Hintergrund des Streits ist der naturschutzrechtliche Status des Gewässers, das vor 15 Jahren zum Amphibienschutzgebiet renaturiert worden war. Das Angeln ist am „Balaton“ seither verboten. Nun möchte die Gemeinde das Gewässer allerdings dem Angelverein Cammer überlassen, was ohne eine Erlaubnis für „fischereiliche Maßnahmen“ jedoch wenig Sinn hätte.

Freigabe des Betrages

Dingelstedt fordert nun wenigstens eine Änderung des Zuwendungsbescheids von damals. Erst wenn er als erledigt betrachtet werde, komme für ihn die Freigabe des Betrages infrage. Denn dann wäre die Sorge vom Tisch, dass das im Zuge der Renaturierung geflossene Fördergeld zurückgezahlt werden muss.

Brücks Amtsdirektor Marko Köhler sieht die Angelegenheit anders. „Die Auflage des Landesamtes ist zu erfüllen“, sagte er. Die Amtsverwaltung vertritt grundsätzlich die Meinung, dass sich die Gemeinde ihr Mitspracherecht bezüglich der Auflagen bereits verspielt hat, als sie sich im vergangenen Jahr weigerte, Stellung zu den Änderungen zu beziehen, mit denen das Landesamt für Umwelt auf die von den Planebruchern vorgelegte Beschlussvorlage von 2015 reagiert hatte.

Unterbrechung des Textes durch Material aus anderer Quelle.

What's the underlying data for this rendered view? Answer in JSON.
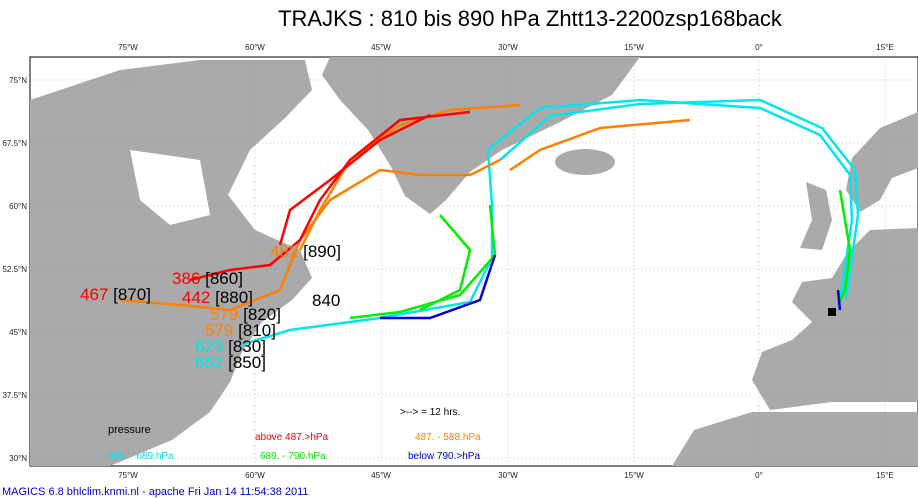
{
  "title": "TRAJKS : 810 bis 890 hPa Zhtt13-2200zsp168back",
  "lon_labels": [
    "75°W",
    "60°W",
    "45°W",
    "30°W",
    "15°W",
    "0°",
    "15°E"
  ],
  "lat_labels": [
    "75°N",
    "67.5°N",
    "60°N",
    "52.5°N",
    "45°N",
    "37.5°N",
    "30°N"
  ],
  "traj_labels": [
    {
      "pressure": "467",
      "level": "[870]"
    },
    {
      "pressure": "386",
      "level": "[860]"
    },
    {
      "pressure": "442",
      "level": "[880]"
    },
    {
      "pressure": "482",
      "level": "[890]"
    },
    {
      "pressure": "579",
      "level": "[820]"
    },
    {
      "level": "840"
    },
    {
      "pressure": "579",
      "level": "[810]"
    },
    {
      "pressure": "623",
      "level": "[830]"
    },
    {
      "pressure": "662",
      "level": "[850]"
    }
  ],
  "legend": {
    "arrow": ">--> = 12 hrs.",
    "heading": "pressure",
    "entries": [
      "above  487.>hPa",
      "487. -    588.hPa",
      "588. -    689.hPa",
      "689. -    790.hPa",
      "below   790.>hPa"
    ]
  },
  "footer": "MAGICS 6.8 bhlclim.knmi.nl - apache Fri Jan 14 11:54:38 2011"
}
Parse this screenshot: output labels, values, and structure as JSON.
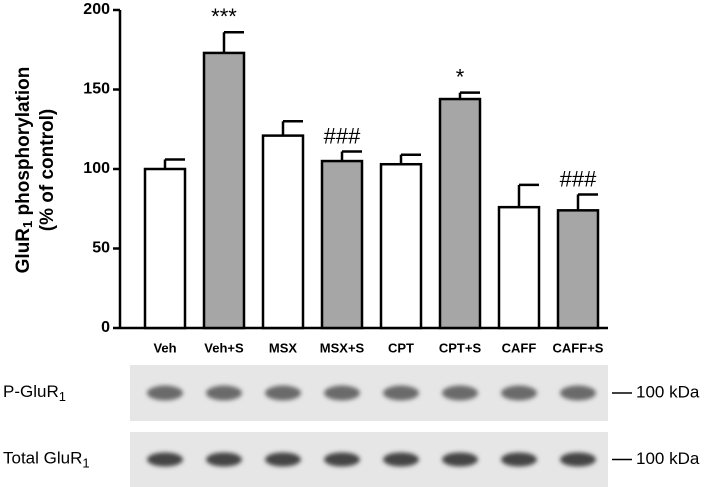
{
  "chart_data": {
    "type": "bar",
    "categories": [
      "Veh",
      "Veh+S",
      "MSX",
      "MSX+S",
      "CPT",
      "CPT+S",
      "CAFF",
      "CAFF+S"
    ],
    "values": [
      100,
      173,
      121,
      105,
      103,
      144,
      76,
      74
    ],
    "errors": [
      6,
      13,
      9,
      6,
      6,
      4,
      14,
      10
    ],
    "colors": [
      "#ffffff",
      "#a6a6a6",
      "#ffffff",
      "#a6a6a6",
      "#ffffff",
      "#a6a6a6",
      "#ffffff",
      "#a6a6a6"
    ],
    "annotations": [
      null,
      "***",
      null,
      "###",
      null,
      "*",
      null,
      "###"
    ],
    "y_label": {
      "main": "GluR",
      "sub": "1",
      "rest": " phosphorylation",
      "line2": "(% of control)"
    },
    "ylim": [
      0,
      200
    ],
    "yticks": [
      0,
      50,
      100,
      150,
      200
    ]
  },
  "blots": [
    {
      "label": "P-GluR",
      "sub": "1",
      "marker": "100 kDa"
    },
    {
      "label": "Total GluR",
      "sub": "1",
      "marker": "100 kDa"
    }
  ]
}
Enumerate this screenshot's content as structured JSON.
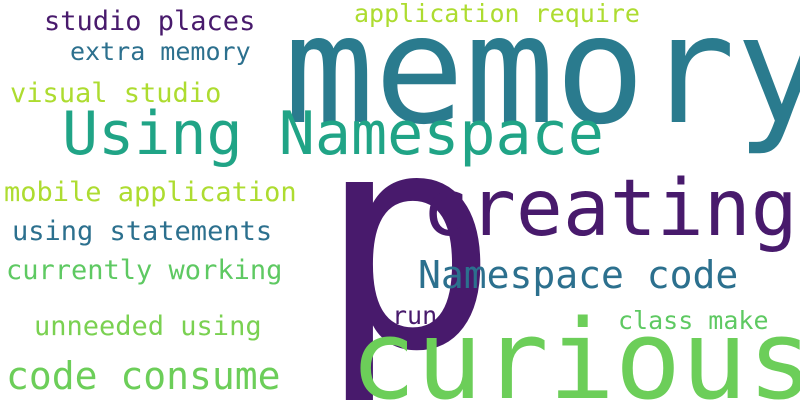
{
  "words": [
    {
      "text": "p",
      "color": "#481a6c"
    },
    {
      "text": "memory",
      "color": "#2a7b8e"
    },
    {
      "text": "curious",
      "color": "#6cce59"
    },
    {
      "text": "creating",
      "color": "#481a6c"
    },
    {
      "text": "Using Namespace",
      "color": "#20a486"
    },
    {
      "text": "Namespace code",
      "color": "#2c708e"
    },
    {
      "text": "code consume",
      "color": "#6cce59"
    },
    {
      "text": "studio places",
      "color": "#481a6c"
    },
    {
      "text": "application require",
      "color": "#addc30"
    },
    {
      "text": "extra memory",
      "color": "#2c708e"
    },
    {
      "text": "visual studio",
      "color": "#addc30"
    },
    {
      "text": "mobile application",
      "color": "#addc30"
    },
    {
      "text": "using statements",
      "color": "#2c708e"
    },
    {
      "text": "currently working",
      "color": "#5ec962"
    },
    {
      "text": "unneeded using",
      "color": "#7ad151"
    },
    {
      "text": "run p",
      "color": "#481a6c"
    },
    {
      "text": "class make",
      "color": "#5ec962"
    }
  ]
}
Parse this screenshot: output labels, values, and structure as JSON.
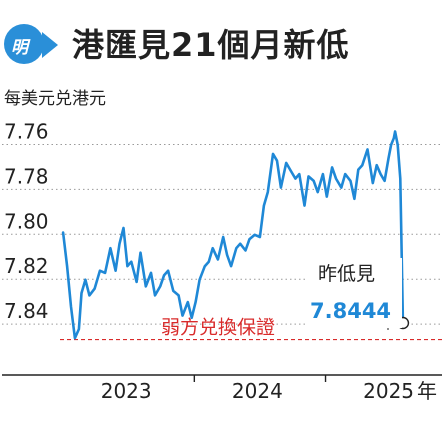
{
  "header": {
    "title": "港匯見21個月新低",
    "logo_text": "明",
    "logo_icon": "ming-pao-logo-icon",
    "accent": "#2a8fd8"
  },
  "chart_data": {
    "type": "line",
    "ylabel": "每美元兑港元",
    "y_inverted": true,
    "ylim": [
      7.754,
      7.864
    ],
    "yticks": [
      "7.76",
      "7.78",
      "7.80",
      "7.82",
      "7.84"
    ],
    "xticks": [
      "2023",
      "2024",
      "2025"
    ],
    "x_unit": "年",
    "xlim": [
      2022.9,
      2025.72
    ],
    "series": [
      {
        "color": "#1f88d6",
        "x": [
          2023.0,
          2023.03,
          2023.06,
          2023.09,
          2023.12,
          2023.14,
          2023.17,
          2023.2,
          2023.24,
          2023.28,
          2023.32,
          2023.36,
          2023.4,
          2023.43,
          2023.46,
          2023.49,
          2023.52,
          2023.56,
          2023.59,
          2023.63,
          2023.67,
          2023.7,
          2023.74,
          2023.77,
          2023.8,
          2023.84,
          2023.88,
          2023.91,
          2023.95,
          2023.98,
          2024.01,
          2024.04,
          2024.08,
          2024.11,
          2024.14,
          2024.18,
          2024.22,
          2024.25,
          2024.28,
          2024.32,
          2024.35,
          2024.39,
          2024.42,
          2024.46,
          2024.5,
          2024.53,
          2024.56,
          2024.6,
          2024.63,
          2024.66,
          2024.7,
          2024.73,
          2024.77,
          2024.8,
          2024.84,
          2024.87,
          2024.91,
          2024.94,
          2024.98,
          2025.01,
          2025.05,
          2025.08,
          2025.12,
          2025.15,
          2025.19,
          2025.22,
          2025.25,
          2025.28,
          2025.32,
          2025.36,
          2025.39,
          2025.42,
          2025.45,
          2025.48,
          2025.5,
          2025.52,
          2025.53,
          2025.55,
          2025.57,
          2025.59
        ],
        "values": [
          7.805,
          7.82,
          7.838,
          7.852,
          7.848,
          7.832,
          7.826,
          7.833,
          7.83,
          7.822,
          7.823,
          7.812,
          7.822,
          7.81,
          7.803,
          7.82,
          7.818,
          7.827,
          7.814,
          7.829,
          7.823,
          7.833,
          7.829,
          7.824,
          7.822,
          7.831,
          7.833,
          7.842,
          7.836,
          7.843,
          7.836,
          7.826,
          7.82,
          7.818,
          7.812,
          7.817,
          7.807,
          7.815,
          7.82,
          7.812,
          7.81,
          7.813,
          7.808,
          7.806,
          7.807,
          7.793,
          7.787,
          7.77,
          7.773,
          7.785,
          7.774,
          7.777,
          7.781,
          7.779,
          7.793,
          7.78,
          7.782,
          7.787,
          7.779,
          7.789,
          7.776,
          7.781,
          7.785,
          7.779,
          7.782,
          7.79,
          7.777,
          7.775,
          7.768,
          7.783,
          7.775,
          7.779,
          7.782,
          7.772,
          7.766,
          7.763,
          7.76,
          7.766,
          7.781,
          7.8444
        ]
      }
    ],
    "reference_line": {
      "label": "弱方兑換保證",
      "value": 7.85,
      "color": "#d92b2b"
    },
    "callout": {
      "label": "昨低見",
      "value": "7.8444"
    }
  }
}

Während sich die Gemeinde Planebruch weiter mit den Landesbehörden streitet, wird sich am „Gewässer Galgenberg“ schon bald etwas tun. Der Zaun zum Schutz der Aufforstungsfläche, die den Teich umgibt und illegale Badegäste bisher zumindest teilweise fernhielt, soll im kommenden Jahr entfernt werden. Die Brücker Amtsverwaltung und das Landesamt sind sich einig, dass der Wald gut angewachsen ist.